LAWS(MPH)-2004-1-79

RAJESH Vs. MP. ELECTRICITY BOARD

Decided On January 13, 2004
RAJESH Appellant
V/S
Mp. Electricity Board Respondents

JUDGEMENT

(1.) THIS appellant had been working for 4 years as an employee of Madhya Pradesh Electricity Board (Board for short) (R-1) on Rs. 950/- per month as wages. On 26.7.1994 the appellant with other employees Dilip and Suresh had been loading big bundles of wires in a truck. Suddenly one such big bundle slipped from the shoulder of co-workers Dilip and Suresh and fell on the chest and right leg of the appellant fracturing both tibia and fibula bones. Appellant became unconscious and was taken to Ambedkar Hospital, Mhow and after providing first aid was sent to M.Y. Hospital, Indore where he remained admitted for 5 days. His right leg was put to plaster. Later his leg was put to plaster 4 times but his right leg was shortened. He has become disabled and can walk only with the help of crutches. Despite notice he was neither re-employed nor his back wages were paid. Thus, a claim was filed under Workmen Compensation Act, 1923 (Act for short) for 1.58 lacs.

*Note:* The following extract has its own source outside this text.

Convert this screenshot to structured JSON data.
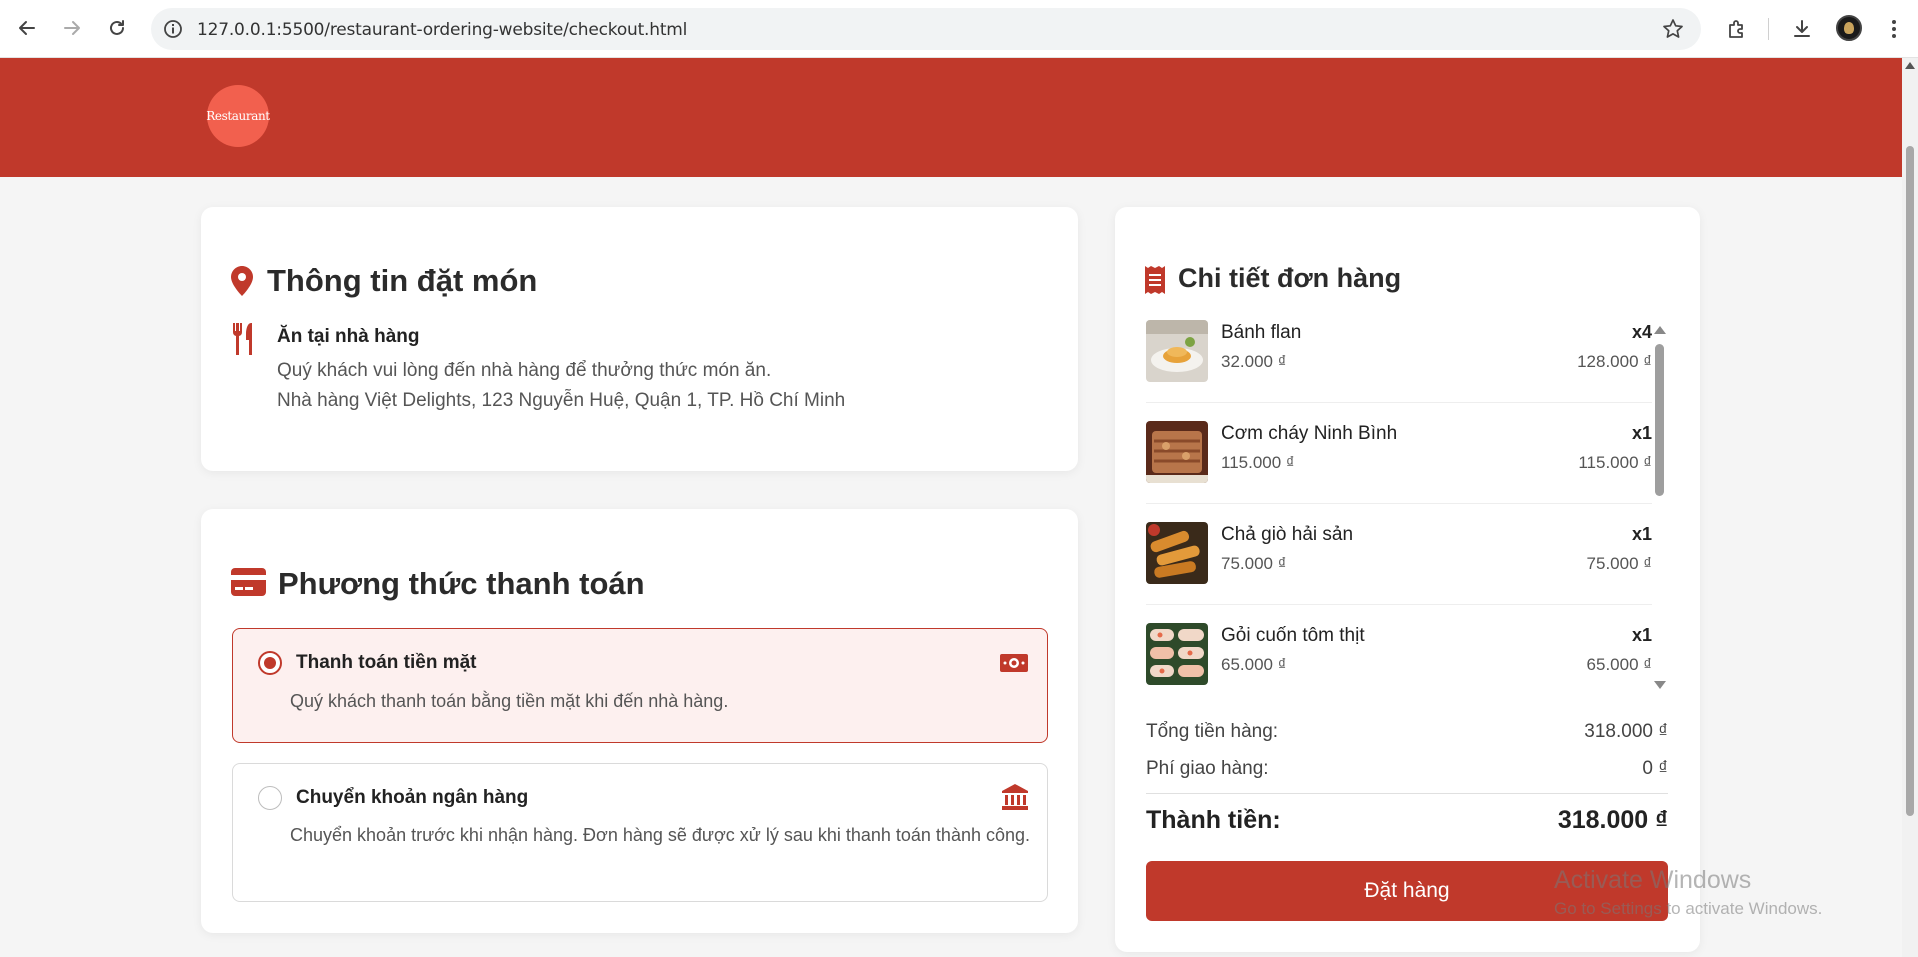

Board (R-1) had taken the stand that the appellant had been a daily wager. He had suffered a fracture which was cured after the same was put to plaster. According to Board (R-1) there had been no diminution in his earning capacity and the appellant was not entitled to get any compensation for mental strain, medical expenses, special diet, etc. The Commissioner holding that permanent disablement was only to the extent of 15% and awarded Rs. 15,454/- as compensation with interest @ 6% per annum.

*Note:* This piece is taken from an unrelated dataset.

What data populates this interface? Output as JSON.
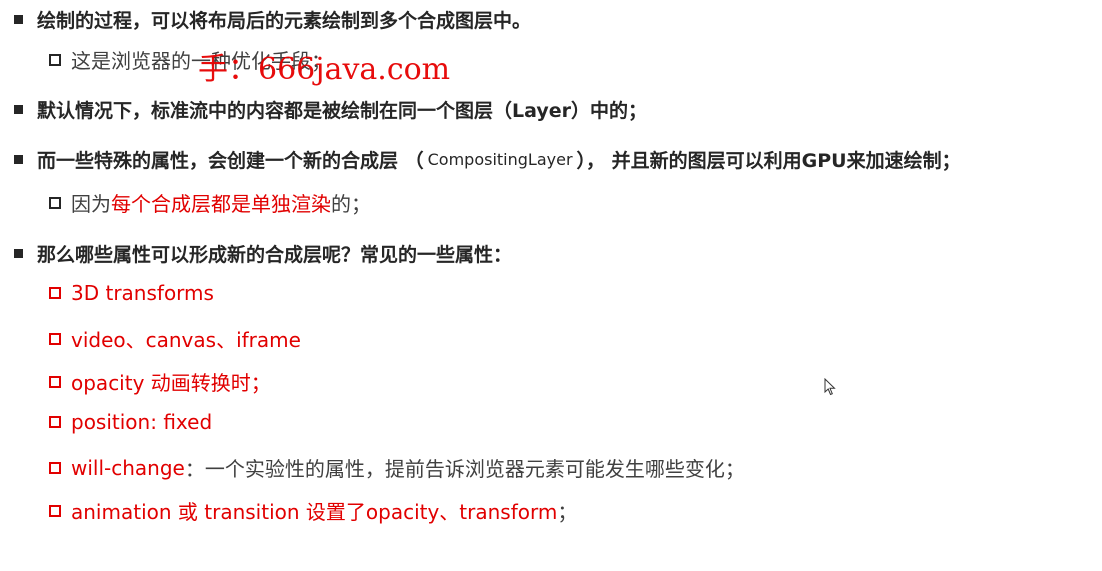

(2.) THIS appeal under section 30(i) of the Act on following substantial question of law are involved : (a) Could the Commissioner hold the extent of disability at 15% only against the certificate of Doctor. (b) The Commissioner erred in not imposing penalty on the Board (R-1).

(3.) .The Commissioner held that diminution in coordination, strength and security are not factors of permanent disability. In my considered opinion the Commissioner had been clearly at error in giving such a finding. Diminution of coordination, strength and security are definitely important factors affecting the physical fitness of a labour. Thus, in my considered opinion, the Commissioner should have assessed the permanent disability to the extent of 30% instead of 15%. Prahlad Gupta (NAW-1) had admitted that the appellant used to work on muster roll that is on dally wages. According to him appellant was not expelled from the work but he himself did not return to work. Appellant himself Rajesh (AW-1) has admitted that he is still working as a labour- in construction work in other words admitting he is not fully disabled. On this evidence the present is. not a case of 100% disability unlike G.V. Venkatesh Baku v. Krishna Kumar 2002 AC J 1998, Pratap Narain Singh. Deo v. Srinivas Sahara 1976 ACJ 141 (SC). It is well settled that loss of earning capacity has to be adjudged or determined looking both to the nature of injury sustained, as per the opinion of Doctor and the nature of work carried out by the labour as far Anwar Hussain v. Khalif Mohd. 2000 (1) MPWN 50 based on Bharat Singh v. Pluton Cement Pvt. Ltd. 1999 ACJ 496, Shankarlal v. General Manager, Central Railway Bombay 1990 ACJ 1028. Medical evidence as to loss of physical capacity is an important factor to determining loss of earning capacity Sarat Chatterjee and Co. v. Mohd. Khalil 1979 ACJ 106, Bangal Coal Co. Ltd. v. Barium Gape 1983 (11) ILLJ 86. In the facts of the present case, the learned Commissioner had certainly been wrong in discarding the opinion of Doctor Sapan Kumar Banerjee (AW 2) as in sufficient reasons. Certainly, the extent of diminution in earning capacity had been to the extent of 30% as per medical evidence. Thus, an enbncement of Rs. 15,454/- with interest @ 6% per annum since the date of accident i.e. 26.7.1994 has to be allowed.